Right traingles C and D share a leg. If the ratio of the area of traingle C to the area of traingle D is 5:9, C’s hypotenuse is of length 25, and D’s hypotenuse is of length 39, what is the area of C?
For the non-shared legs,
let the shorter be x and the longer be y
let the length of the shared leg be h
so x^2 + h^2 = 25^2 and y^2 + h^2 = 39^2
h^2 = 625-x^2 and h^2 = 1521 - y^2
625 - x^2 = 1521 - y^2
y^2 - x^2 = 896
Also, (1/2)xh /(1/2)yh = 5/9
x/y = 5/9
9x = 5y
x = 5y/9
y^2 - 25y^2/81 = 896
times 81
81y^2 - 25y^2 = 72576
56y^2 = 72576
y^2 = 1296
y = ± 36 , rejecting the negative, since we can't have a negative length of a line
y= 36, then in x=5y/9 -------->
take it from here
To find the area of triangle C, we first need to find the length of the leg it shares with triangle D.

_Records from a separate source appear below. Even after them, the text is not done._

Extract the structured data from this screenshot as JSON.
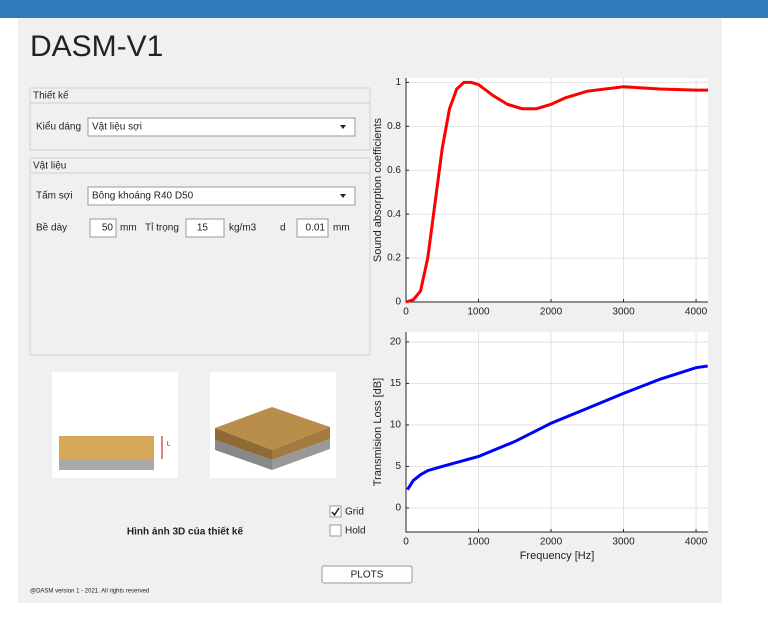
{
  "title": "DASM-V1",
  "design": {
    "legend": "Thiết kế",
    "style_label": "Kiểu dáng",
    "style_value": "Vật liệu sợi"
  },
  "material": {
    "legend": "Vật liệu",
    "sheet_label": "Tấm sợi",
    "sheet_value": "Bông khoáng R40 D50",
    "thickness_label": "Bề dày",
    "thickness": 50,
    "thickness_unit": "mm",
    "density_label": "Tỉ trọng",
    "density": 15,
    "density_unit": "kg/m3",
    "d_label": "d",
    "d": 0.01,
    "d_unit": "mm"
  },
  "image_dim_label": "L",
  "image_caption": "Hình ảnh 3D của thiết kế",
  "grid": {
    "label": "Grid",
    "checked": true
  },
  "hold": {
    "label": "Hold",
    "checked": false
  },
  "button": "PLOTS",
  "footer": "@DASM version 1 - 2021. All rights reserved",
  "chart_data": [
    {
      "type": "line",
      "ylabel": "Sound absorption coefficients",
      "grid": true,
      "x": [
        0,
        100,
        200,
        300,
        400,
        500,
        600,
        700,
        800,
        900,
        1000,
        1200,
        1400,
        1600,
        1800,
        2000,
        2200,
        2500,
        3000,
        3500,
        4000,
        4165
      ],
      "series": [
        {
          "color": "#ff0000",
          "values": [
            0,
            0.01,
            0.05,
            0.2,
            0.45,
            0.7,
            0.88,
            0.97,
            1.0,
            1.0,
            0.99,
            0.94,
            0.9,
            0.88,
            0.88,
            0.9,
            0.93,
            0.96,
            0.98,
            0.97,
            0.965,
            0.965
          ]
        }
      ],
      "xlim": [
        0,
        4165
      ],
      "ylim": [
        0,
        1.02
      ],
      "xticks": [
        0,
        1000,
        2000,
        3000,
        4000
      ],
      "yticks": [
        0,
        0.2,
        0.4,
        0.6,
        0.8,
        1
      ]
    },
    {
      "type": "line",
      "ylabel": "Transmision Loss [dB]",
      "xlabel": "Frequency [Hz]",
      "grid": true,
      "x": [
        20,
        100,
        200,
        300,
        500,
        1000,
        1500,
        2000,
        2500,
        3000,
        3500,
        4000,
        4160
      ],
      "series": [
        {
          "color": "#0000ff",
          "values": [
            2.2,
            3.3,
            4,
            4.5,
            5,
            6.2,
            8,
            10.2,
            12,
            13.8,
            15.5,
            16.9,
            17.1
          ]
        }
      ],
      "xlim": [
        0,
        4165
      ],
      "ylim": [
        -2.9,
        21.2
      ],
      "xticks": [
        0,
        1000,
        2000,
        3000,
        4000
      ],
      "yticks": [
        0,
        5,
        10,
        15,
        20
      ]
    }
  ]
}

Let's assume the shared leg of both triangles C and D is x. Since the ratio of the areas of triangle C to triangle D is 5:9, the ratio of their corresponding sides (legs) is the square root of the area ratio, which is $\sqrt{\frac{5}{9}}$.

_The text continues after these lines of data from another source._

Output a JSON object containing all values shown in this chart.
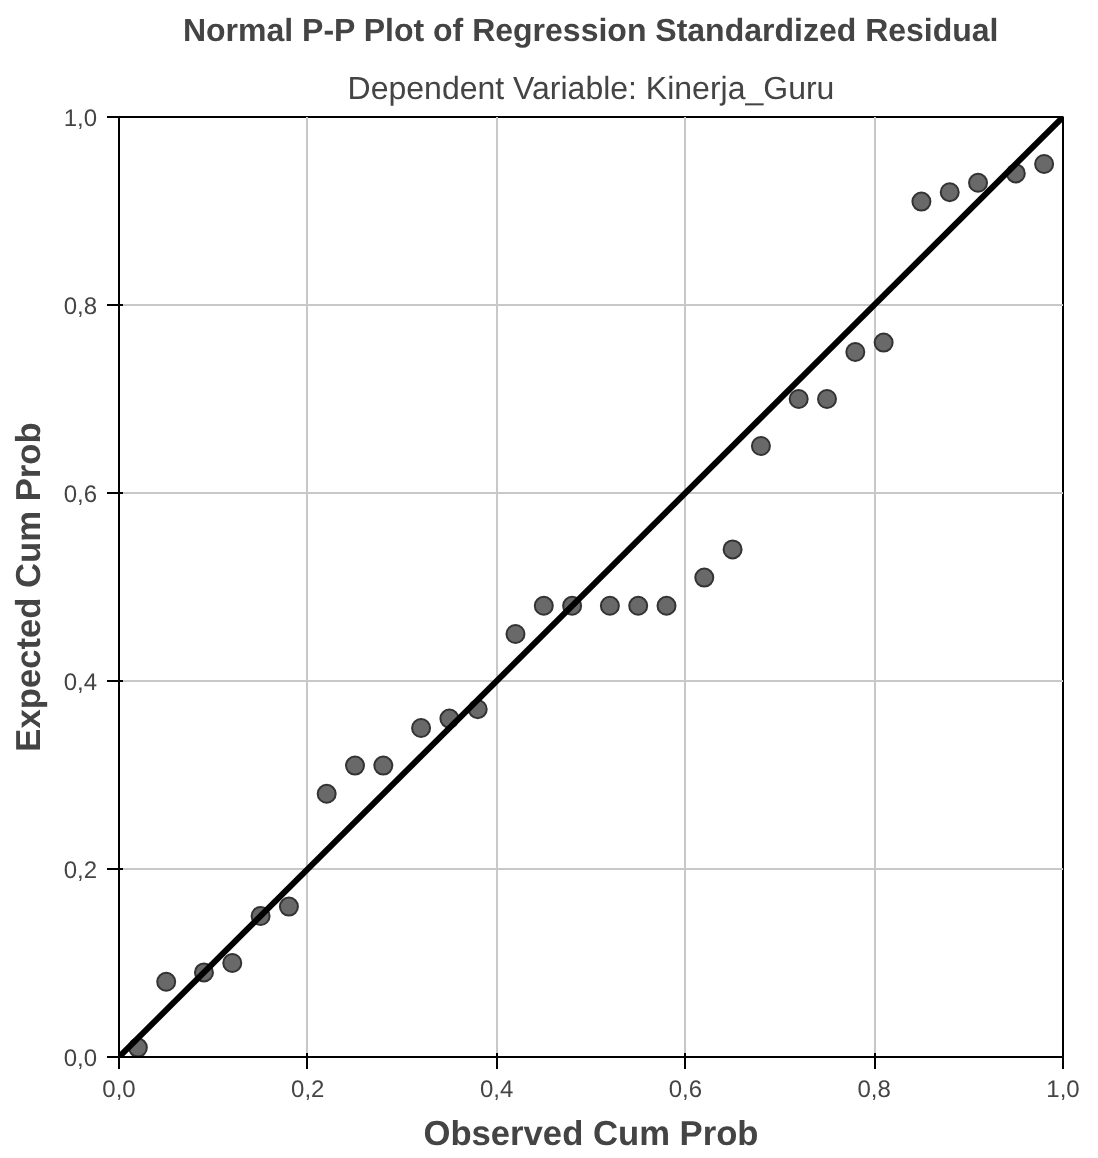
{
  "chart_data": {
    "type": "scatter",
    "title": "Normal P-P Plot of Regression Standardized Residual",
    "subtitle": "Dependent Variable: Kinerja_Guru",
    "xlabel": "Observed Cum Prob",
    "ylabel": "Expected Cum Prob",
    "xlim": [
      0,
      1
    ],
    "ylim": [
      0,
      1
    ],
    "xticks": [
      {
        "value": 0,
        "label": "0,0"
      },
      {
        "value": 0.2,
        "label": "0,2"
      },
      {
        "value": 0.4,
        "label": "0,4"
      },
      {
        "value": 0.6,
        "label": "0,6"
      },
      {
        "value": 0.8,
        "label": "0,8"
      },
      {
        "value": 1,
        "label": "1,0"
      }
    ],
    "yticks": [
      {
        "value": 0,
        "label": "0,0"
      },
      {
        "value": 0.2,
        "label": "0,2"
      },
      {
        "value": 0.4,
        "label": "0,4"
      },
      {
        "value": 0.6,
        "label": "0,6"
      },
      {
        "value": 0.8,
        "label": "0,8"
      },
      {
        "value": 1,
        "label": "1,0"
      }
    ],
    "grid": true,
    "series": [
      {
        "marker": "circle",
        "color": "#696969",
        "x": [
          0.02,
          0.05,
          0.09,
          0.12,
          0.15,
          0.18,
          0.22,
          0.25,
          0.28,
          0.32,
          0.35,
          0.38,
          0.42,
          0.45,
          0.48,
          0.52,
          0.55,
          0.58,
          0.62,
          0.65,
          0.68,
          0.72,
          0.75,
          0.78,
          0.81,
          0.85,
          0.88,
          0.91,
          0.95,
          0.98
        ],
        "values": [
          0.01,
          0.08,
          0.09,
          0.1,
          0.15,
          0.16,
          0.28,
          0.31,
          0.31,
          0.35,
          0.36,
          0.37,
          0.45,
          0.48,
          0.48,
          0.48,
          0.48,
          0.48,
          0.51,
          0.54,
          0.65,
          0.7,
          0.7,
          0.75,
          0.76,
          0.91,
          0.92,
          0.93,
          0.94,
          0.95
        ]
      },
      {
        "type": "line",
        "marker": "none",
        "color": "#000000",
        "x": [
          0,
          1
        ],
        "values": [
          0,
          1
        ]
      }
    ]
  }
}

So, the length of the leg of triangle D can be found by multiplying the length of the shared leg (x) by $\sqrt{\frac{5}{9}}$.
Therefore, the length of the leg of triangle D = x * $\sqrt{\frac{5}{9}}$.

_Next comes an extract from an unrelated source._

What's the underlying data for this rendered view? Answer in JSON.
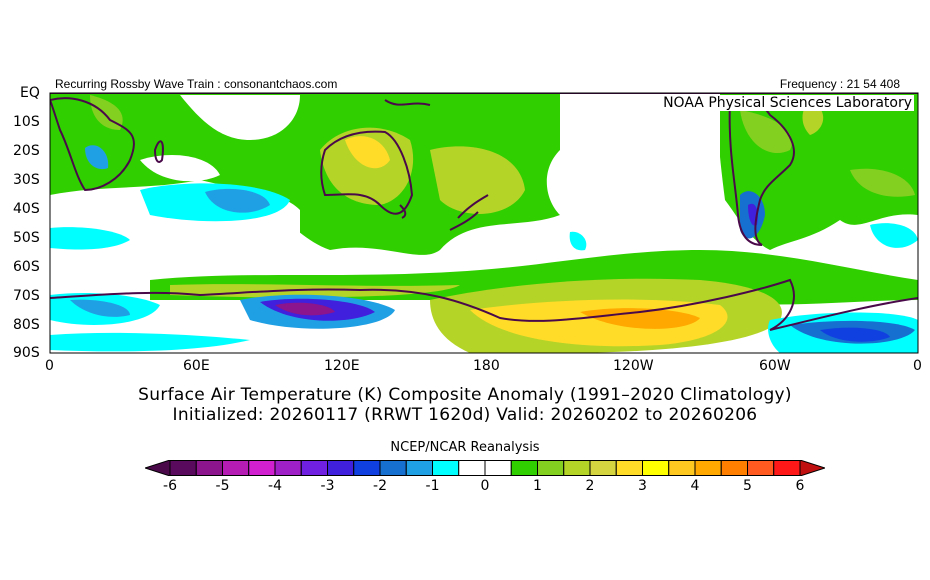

Given that the hypotenuse of triangle C is 25, we can use the Pythagorean theorem to find the other leg of triangle C. The Pythagorean theorem states that in a right triangle:
$a^2 + b^2 = c^2$,
where a and b are the legs, and c is the hypotenuse.
Let's assume the other leg of triangle C is y. Using the Pythagorean theorem, we have:
$y^2 + x^2 = 25^2$.
Now, let's find the length of the leg of triangle D. We know that the hypotenuse of triangle D is 39 and the shared leg is x, so using the Pythagorean theorem, we have:
$x^2 + (x * \sqrt{\frac{5}{9}})^2 = 39^2$.
Simplifying this equation, we get:
$x^2 + \frac{5}{9}x^2 = 39^2$.
Combining the terms, we have:
$\frac{14}{9}x^2 = 39^2$.
Now, we can solve for x by dividing both sides by $\frac{14}{9}$:
$x^2 = \frac{39^2}{\frac{14}{9}}$.
$x^2 = 3^2 * \frac{3^4}{2^2}$.
$x^2 = 3^2 * (\frac{3^2}{2})^2$.
$x^2 = 3^2 * (\frac{9}{2})^2$.
$x^2 = 3^2 * (\frac{81}{4})$.
$x^2 = 3^2 * \frac{9 \times 9}{4}$.
$x^2 = 3^2 * 9 \times \frac{9}{4}$.
$x^2 = 3^2 * 3^2 * \frac{9}{4}$.
$x^2 = (3 \times 3 \times \frac{3}{2})^2$.
$x^2 = 9 \times (\frac{9}{2})^2$.
$x^2 = 9 \times (\frac{81}{4})$.
$x^2 = 9 \times \frac{81}{4}$.
$x^2 = \frac{9 \times 81}{4}$.
$x^2 = \frac{729}{4}$.
Taking the square root of both sides, we have:
$x = \frac{\sqrt{729}}{\sqrt{4}}$.
$x = \frac{27}{2}$.
Therefore, the length of the shared leg, x, is $\frac{27}{2}$.
Now, let's find the area of triangle C using the length of the shared leg, x, and the other leg, y:
Area of triangle C = 1/2 * x * y.
Area of triangle C = 1/2 * $\frac{27}{2}$ * y.
Area of triangle C = $\frac{27y}{4}$.
We need to find the value of y.
Using the Pythagorean theorem for triangle C, we have:
$y^2 + (\frac{27}{2})^2 = 25^2$.
$y^2 + \frac{729}{4} = 625$.
$y^2 = 625 - \frac{729}{4}$.
$y^2 = \frac{2500}{4} - \frac{729}{4}$.
$y^2 = \frac{1771}{4}$.
Taking the square root of both sides, we have:
$y = \frac{\sqrt{1771}}{\sqrt{4}}$.
$y = \frac{\sqrt{1771}}{2}$.
Now that we have the value of y, we can find the area of triangle C:
Area of triangle C = $\frac{27y}{4}$.
Substituting the value of y, we have:
Area of triangle C = $\frac{27}{4} * \frac{\sqrt{1771}}{2}$.
Simplifying this, we get:
Area of triangle C = $\frac{27\sqrt{1771}}{8}$.
Therefore, the area of triangle C is $\frac{27\sqrt{1771}}{8}$.